# First lady at 10 Million in Taxpayer Money On Vacations!



## MARINECOP (Dec 23, 2003)

Keep working harder people! The first lady needs your tax dollars. 10 Million over the last *YEAR*!
Michelle Obama accused of spending $10m in public money on vacations | Mail Online
The Obamas' summer break in Martha's Vineyard has already been branded a PR disaster after the couple arrived four hours apart on separate government jets.

But according to new reports, this is the least of their extravagances.

White House sources today claimed that the First Lady has spent $10million of U.S. taxpayers' money on vacations alone in the past year.

Branding her 'disgusting' and 'a vacation junkie', they say the 47-year-old mother-of-two has been* indulging in five-star hotels, where she splashes out on expensive massages and alcohol.
*
The 'top source' told the National Enquirer: 'It's disgusting. Michelle is taking advantage of her privileged position while the most hardworking Americans can barely afford a week or two off work.

'When it's all added up, she's spent more than $10million in taxpayers' money on her vacations.'

The First Lady is believed to have taken 42 days of holiday in the past year, including a* $375,000 break in Spain and a four-day ski trip to Vail, Colorado, where she spent $2,000 a night on a suite at the Sebastian hotel.*

And the first family's nine-day stay in Martha's Vineyard is also proving costly, with rental of the Blue Heron Farm property alone costing an estimated *$50,000 a week*.

The source continued: 'Michelle also enjoys drinking expensive booze during her trips. *She favours martinis with top-shelf vodka and has a taste for rich sparking wines.*

'The vacations are totally Michelle's idea. She's like a junkie. She can't schedule enough getaways, and she lives from one to the next - all the while sticking it to hardworking Americans.'
:banghead::banghead::banghead:


----------



## cc3915 (Mar 26, 2004)

It's sad that these kind of stories are only covered by the British media or so called "right wing" media here.


----------



## 47turksinajar (Oct 24, 2010)

If you don't want to read about lies you seek the media outside the US!


----------



## pahapoika (Nov 5, 2006)

but at least now she can finally feel "proud" about this country.
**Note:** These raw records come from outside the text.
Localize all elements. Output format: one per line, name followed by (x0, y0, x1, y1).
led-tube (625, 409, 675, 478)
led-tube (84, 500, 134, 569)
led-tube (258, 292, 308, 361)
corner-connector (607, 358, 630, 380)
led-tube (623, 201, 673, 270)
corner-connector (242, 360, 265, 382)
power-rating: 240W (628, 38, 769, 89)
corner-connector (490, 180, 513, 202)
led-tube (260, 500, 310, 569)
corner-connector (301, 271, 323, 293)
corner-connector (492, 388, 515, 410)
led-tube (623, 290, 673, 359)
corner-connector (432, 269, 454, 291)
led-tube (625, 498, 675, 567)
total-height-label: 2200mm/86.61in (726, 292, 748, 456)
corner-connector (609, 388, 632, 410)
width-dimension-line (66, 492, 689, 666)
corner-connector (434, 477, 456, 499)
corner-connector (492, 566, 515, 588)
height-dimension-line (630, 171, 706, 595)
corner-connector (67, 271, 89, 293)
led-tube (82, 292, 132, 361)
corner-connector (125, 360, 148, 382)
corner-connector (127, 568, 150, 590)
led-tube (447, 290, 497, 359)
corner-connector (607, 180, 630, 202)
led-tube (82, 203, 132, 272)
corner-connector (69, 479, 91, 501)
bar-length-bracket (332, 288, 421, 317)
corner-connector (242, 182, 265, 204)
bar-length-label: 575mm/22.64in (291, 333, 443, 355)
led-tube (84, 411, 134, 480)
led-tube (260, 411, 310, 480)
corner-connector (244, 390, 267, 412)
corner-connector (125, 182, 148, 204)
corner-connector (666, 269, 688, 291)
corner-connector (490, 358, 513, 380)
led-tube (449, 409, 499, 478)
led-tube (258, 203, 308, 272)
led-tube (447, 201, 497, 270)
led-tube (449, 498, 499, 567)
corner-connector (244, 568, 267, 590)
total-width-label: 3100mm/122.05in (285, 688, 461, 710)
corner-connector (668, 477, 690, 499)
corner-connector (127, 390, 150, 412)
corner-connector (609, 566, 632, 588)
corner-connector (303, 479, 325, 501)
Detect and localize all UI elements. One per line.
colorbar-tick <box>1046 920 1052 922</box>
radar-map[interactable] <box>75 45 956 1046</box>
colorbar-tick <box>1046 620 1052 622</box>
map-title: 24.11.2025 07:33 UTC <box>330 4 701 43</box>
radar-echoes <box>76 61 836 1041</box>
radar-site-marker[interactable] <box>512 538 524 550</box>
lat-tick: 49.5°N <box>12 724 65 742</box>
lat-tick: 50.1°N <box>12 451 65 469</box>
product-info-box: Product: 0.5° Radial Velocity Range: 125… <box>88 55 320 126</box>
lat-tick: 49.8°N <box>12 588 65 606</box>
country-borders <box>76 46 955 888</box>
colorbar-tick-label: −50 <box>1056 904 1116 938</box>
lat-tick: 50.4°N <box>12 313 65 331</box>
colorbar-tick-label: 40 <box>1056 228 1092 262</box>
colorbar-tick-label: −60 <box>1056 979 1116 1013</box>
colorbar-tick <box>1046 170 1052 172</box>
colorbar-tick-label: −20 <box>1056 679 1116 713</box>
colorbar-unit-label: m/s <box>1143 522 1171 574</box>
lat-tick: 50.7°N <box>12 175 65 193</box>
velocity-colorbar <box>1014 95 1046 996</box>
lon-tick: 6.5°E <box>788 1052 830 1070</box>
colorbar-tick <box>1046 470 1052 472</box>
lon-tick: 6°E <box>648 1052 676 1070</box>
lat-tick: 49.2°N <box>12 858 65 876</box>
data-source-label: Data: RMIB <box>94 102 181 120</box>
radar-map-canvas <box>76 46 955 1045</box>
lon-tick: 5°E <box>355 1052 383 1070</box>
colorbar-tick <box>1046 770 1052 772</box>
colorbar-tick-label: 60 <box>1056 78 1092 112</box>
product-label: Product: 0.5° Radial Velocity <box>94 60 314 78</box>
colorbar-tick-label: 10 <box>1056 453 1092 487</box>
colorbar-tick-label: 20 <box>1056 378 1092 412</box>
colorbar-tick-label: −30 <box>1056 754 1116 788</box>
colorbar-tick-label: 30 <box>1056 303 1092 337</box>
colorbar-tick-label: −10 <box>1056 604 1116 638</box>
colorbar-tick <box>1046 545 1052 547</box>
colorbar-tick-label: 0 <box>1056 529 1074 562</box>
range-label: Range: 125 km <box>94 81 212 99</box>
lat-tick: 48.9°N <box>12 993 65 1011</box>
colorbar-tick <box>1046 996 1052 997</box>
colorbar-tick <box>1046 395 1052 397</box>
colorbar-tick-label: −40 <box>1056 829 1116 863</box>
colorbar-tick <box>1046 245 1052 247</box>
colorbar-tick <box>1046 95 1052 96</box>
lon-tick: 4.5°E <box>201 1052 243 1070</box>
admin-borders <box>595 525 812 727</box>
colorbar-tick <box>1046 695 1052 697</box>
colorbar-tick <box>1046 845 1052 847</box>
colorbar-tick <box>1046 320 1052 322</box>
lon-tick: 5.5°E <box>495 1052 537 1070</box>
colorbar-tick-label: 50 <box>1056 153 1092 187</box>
the bennies are killer ! :shades_smile:


----------



## cc3915 (Mar 26, 2004)

*On the Vineyard, Obama fever is no longer raging*

VINEYARD HAVEN - When President Obama took his first trip to Martha's Vineyard after taking office, the excitement among locals here was palpable, from the signs of support strung across shop windows and front porches to a full-page newspaper ad taken out by 125 Vineyard grandmothers in support of his health care plan.
This week, with the jobless rate stuck above 9 percent and the president's nationwide approval rating at its lowest level, the Vineyard's broad allegiance shows cracks, leaving some islanders with a more textured, even tormented feeling about the president.
"I just have to say I feel really uncomfortable, because I love loving him,'' said Leslie Pearlson, a real estate broker on the island.

On the Vineyard, Obama fever is no longer raging - The Boston Globe


----------



## Guest (Aug 25, 2011)

cc3915 said:


> "I just have to say I feel really uncomfortable, because I love loving him,'' said Leslie Pearlson, a real estate broker on the island.


You ' love' loving him? What a complete and total douche you are. You probably take kool-aid enemas while you read huffington post on your titanium macbook.


----------



## kwflatbed (Dec 29, 2004)

She is nothing but a duchebag cunt that can well afford to pay for her own vacations.

Yes newspaper lurkers you can quote me.


----------



## Guest (Aug 25, 2011)

5-0 said:


> You ' love' loving him? What a complete and total douche you are. You probably take kool-aid enemas while you read huffington post on your titanium macbook.


It's reached the point that Obama supporters are now like perpetually abused domestic violence victims......they "love" their abuser, in the face of monumental and overwhelming evidence they should kick them to the curb.


----------



## Guest (Aug 25, 2011)

I had to go watch 'Gipper' videos on YouTube before this thread made my head explode.


----------



## Guest (Aug 25, 2011)

5-0 said:


> I had to go watch 'Gipper' videos on YouTube before this thread made my head explode.


This may help;

President Reagan's Address to the Nation on U.S. Air Strike against Libya - 4/14/86 - YouTube


----------



## Pvt. Cowboy (Jan 26, 2005)

That's how a REAL president acts. I hope your right Delta, that this FOOL of a president we have now gets 86'd at the next election. He's an embarrassment.


----------



## CJIS (Mar 12, 2005)

Sad part is neither her nor her husband feel any guilt about spending our money for their selfish vacation.

I just don't get it. If I have a "day off" and I choose to do a road job detail, I am a bad guy for supposedly wasting taxpayer money (which by the way is being payed by the contractor unless the municipality requests the detail) Meanwhile I show up to the detail direct traffic, perhaps issue a citation, and perform a necessary function to ensure safety of a site. 

On the other hand the Obama can take several days off, do no work, and really waste tax payer money. However unlike me, little to no attention is paid too how much he has wasted but instead that his daughter was happy he took her to the beach.

I can understand the need to take a break once and a great while but this guy does it constantly and it is not cheap!!!!


Makes me want to puke.


----------